Los cotilleos de los famosos y las famosas
El ‘Baile de la Rosa‘, con fama de ser la gala benéfica más importante del mundo, ha tenido sabor español. Presidida, como es habitual, por los príncipes Alberto y Carolina de Mónaco ha recibido a los máximos exponentes de la revolución cultural española de los 80 (más conocida como “movida madrileña”). Pedro Almodóvar ejerció de maestro de ceremonia y estuvo acompañado de dos de sus actrices fetiche Bibi Andersen y Rossy de Palma, de las cantantes Luz Casal y Alaska, y del artista Paco Clavel. El cineasta en su discurso dijo que el tributo a la movida era, no solo un homenaje a la música y cultura españolas, sino también a los cambios políticos que se produjeron en nuestro país en esos años.

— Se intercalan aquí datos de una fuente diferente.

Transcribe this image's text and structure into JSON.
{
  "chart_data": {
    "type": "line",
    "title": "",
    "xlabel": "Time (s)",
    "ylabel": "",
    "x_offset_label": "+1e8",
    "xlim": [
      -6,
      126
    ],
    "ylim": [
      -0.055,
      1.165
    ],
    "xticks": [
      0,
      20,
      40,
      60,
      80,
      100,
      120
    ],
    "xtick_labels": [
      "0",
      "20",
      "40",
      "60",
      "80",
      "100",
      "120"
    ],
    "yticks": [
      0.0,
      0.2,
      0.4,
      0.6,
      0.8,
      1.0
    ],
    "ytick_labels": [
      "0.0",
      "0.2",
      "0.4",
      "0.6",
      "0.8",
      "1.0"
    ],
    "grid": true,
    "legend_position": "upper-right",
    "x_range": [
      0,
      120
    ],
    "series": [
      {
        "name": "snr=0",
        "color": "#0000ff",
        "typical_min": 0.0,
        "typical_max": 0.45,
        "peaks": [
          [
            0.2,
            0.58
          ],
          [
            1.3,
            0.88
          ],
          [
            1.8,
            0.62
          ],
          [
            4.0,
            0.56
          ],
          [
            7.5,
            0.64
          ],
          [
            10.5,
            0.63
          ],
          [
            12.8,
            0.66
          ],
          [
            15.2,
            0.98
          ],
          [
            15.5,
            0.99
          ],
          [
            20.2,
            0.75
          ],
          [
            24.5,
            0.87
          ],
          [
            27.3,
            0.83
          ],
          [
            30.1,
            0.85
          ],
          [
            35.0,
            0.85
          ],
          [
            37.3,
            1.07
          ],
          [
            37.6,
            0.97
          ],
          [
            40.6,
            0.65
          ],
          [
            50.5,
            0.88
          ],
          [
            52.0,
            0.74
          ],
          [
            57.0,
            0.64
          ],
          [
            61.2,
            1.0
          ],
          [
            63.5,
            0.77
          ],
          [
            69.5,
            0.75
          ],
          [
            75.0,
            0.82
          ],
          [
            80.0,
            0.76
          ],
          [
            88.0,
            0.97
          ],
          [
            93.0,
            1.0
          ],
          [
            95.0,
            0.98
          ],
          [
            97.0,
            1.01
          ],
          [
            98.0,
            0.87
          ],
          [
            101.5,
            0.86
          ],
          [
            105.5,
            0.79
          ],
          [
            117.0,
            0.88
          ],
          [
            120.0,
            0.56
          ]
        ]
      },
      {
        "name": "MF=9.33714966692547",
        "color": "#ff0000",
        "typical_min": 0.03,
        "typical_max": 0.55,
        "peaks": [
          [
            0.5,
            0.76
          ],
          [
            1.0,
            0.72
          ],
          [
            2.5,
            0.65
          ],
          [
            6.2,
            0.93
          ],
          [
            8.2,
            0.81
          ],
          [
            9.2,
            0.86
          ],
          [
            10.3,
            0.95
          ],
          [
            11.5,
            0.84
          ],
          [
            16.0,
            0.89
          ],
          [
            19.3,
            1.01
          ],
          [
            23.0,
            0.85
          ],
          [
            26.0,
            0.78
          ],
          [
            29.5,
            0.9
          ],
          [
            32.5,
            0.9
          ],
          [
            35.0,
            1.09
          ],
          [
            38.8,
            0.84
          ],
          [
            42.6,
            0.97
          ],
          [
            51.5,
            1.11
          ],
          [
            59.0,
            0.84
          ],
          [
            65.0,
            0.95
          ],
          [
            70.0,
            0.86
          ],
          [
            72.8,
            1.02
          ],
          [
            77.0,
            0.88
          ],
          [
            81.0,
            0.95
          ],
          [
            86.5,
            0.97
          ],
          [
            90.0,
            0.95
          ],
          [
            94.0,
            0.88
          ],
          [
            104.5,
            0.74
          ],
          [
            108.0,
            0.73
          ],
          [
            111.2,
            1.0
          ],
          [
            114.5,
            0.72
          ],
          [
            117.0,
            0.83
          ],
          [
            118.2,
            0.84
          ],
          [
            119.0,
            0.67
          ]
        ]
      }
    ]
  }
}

Los “Grimaldi” estuvieron acompañados por sus respectivas parejas, nadadora Charlene Wittstock y el aristócrata Ernesto de Hannover, hicieron todo los posible por agradar a la sus invitados y disfrutaron al máximo de “una gala bastante improvisada” en la que, según el director manchego, hubo ausencia de protocolo.
La edición número 54 del Baile de la Rosa, celebrada en el hotel Sporting de Montecarlo, conto además con la presencia de Mario Vaquerizo (pareja de Alaska), Mariola Fuentes, Andrés Marín, Blanca Li (hermana de la cineasta Chus Gutierrez), Marie-France, el grupo Nancys Rubias y la DJ Roberta Marrero.
La duda que asalta es que si los representantes de la movida, el guarripop y el cutrilux se habrán impregnado del glamour del principado o si por el contrario hemos conseguido “aderezar” la elegancia y distinción de la realeza con ese sabor español tan particular.

Así se va a quedar este chico (mejor dicho, señor) a este paso. Y es que Alberto de Mónaco ha comenzado los festejos de su 50 cumpleaños sin el esperado anuncio de su boda. Muchos eran los medios que afirmaban que el Príncipe aprovecharía este día para decir al mundo entero que se casaba. Porque novia formal no le falta. ¿A qué esperará…?
Alberto de Mónaco conoció a Charlene cuando le entregó un ramo de flores tras una carrera en las Olimpiadas de Sydney en 2000. La cosa se quedó ahí, porque por entonces ambos tenían pareja (según contó Hola ella salía con un deportista surafricano y él vivía su romance secreto con Nicole Coste, la azafata togolesa, madre de su hijo Alexandre, reconocido en 2005). Al cabo de un año, volvieron a reencontrarse, esta vez de forma casual, en el Principado. Ella se alojaba en un hotel con algunos compañeros y Alberto estaba allí. Se acercó a saludarla, y durante la estancia de Charlene en Montecarlo compartieron una romántica velada. Ella se marchó después de sus compromisos profesionales. Desde entonces no perdieron el contacto, y su noviazgo se dio a conocer de manera informal tras su aparición en público y en actitud cariñosa en los pasados Juegos Olímpicos de Invierno de Turín, en febrero de 2006.
En marzo del mismo año aparecieron una fotografías robadas de la pareja durante una estancia en las Islas Maldivas. Pero desde entonces no se volvió a saber nada de ellos, y se supuso que la relación había pasado a la historia, y que tan sólo se había tratado de una de las muchas conquistas pasajeras del Príncipe.
Sin embargo, la pareja volvió a mostrarse en público, y esta vez en el Principado. Fue en V Gran Prix Histórico de Mónaco. Desde entonces se les ha podido ver juntos en numerosas ocasiones, tanto oficiales como familiares. Así se les ha visto juntos en las galas del Baile de la Rosa, y en vacaciones familiares de los Grimaldi. Incluso, en ausencia de Alberto, viajó con sus “cuñados”, los Hannover, a Austria.
Esto pinta bien; esperemos que se casen porque ella lo vale.